LSWP shows laudable desire for independence

Two recent issues addressed by the Lake Superior Watershed Partnership have demonstrated greatly desired independence in the group’s Community Environmental Monitoring of Rio Tinto’s mining activities in Marquette County.

Despite the program’s indirect funding by the mining company -which many people have been critical of- recent partnership commentary on an amendment to Rio Tinto’s air quality permit and the group’s detection and reporting of concentrations of uranium found in water samples at the bottom of a rock storage area at the Eagle Mine show the partnership is taking its role as an environmental watchdog over Rio Tinto’s mining activities seriously.

This is a positive step, which should help transform at least a few critics into supporters.

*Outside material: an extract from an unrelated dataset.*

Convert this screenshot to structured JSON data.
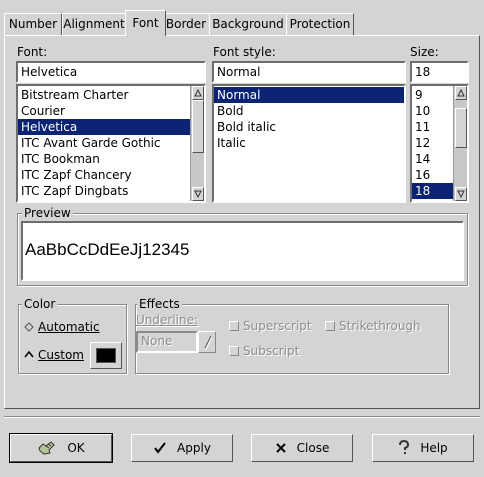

At a recent public hearing on the air quality permit, the partnership offered several important and helpful comments, including suggestions on improving computer modeling of pollution dispersion by using data sets more germane to the local area, including the Yellow Dog Plains, where the mine is located.

The Michigan Department of Environmental Quality will issue a decision soon on the permit amendment, taking written and verbal comments from the public, including those from the partnership, into account.

Recently, small concentrations of uranium were found in water in the lining of the mine’s Temporary Development Rock Storage Area at the mine. Partnership technicians were sampling water from a sump to compare with prior test samples taken by Rio Tinto.

A laboratory in Indiana processing the water samples for the partnership, found the uranium and reported its occurrence as required by law for concentrations exceeding safe standards for drinking water.

Additional monitoring and testing by the partnership confirmed Rio Tinto assertions the uranium was being safely removed from the water in the rock storage area by the mine’s water treatment plant.

All of the results of the partnership’s community environmental monitoring are available online to keep the public informed. The group’s involvement in testing and reporting -with the independence now demonstrated- should go a long way toward proving the monitoring program is what it was intended to be-a valuable community asset gauging the success of the mining company’s mining, milling and transportation operations.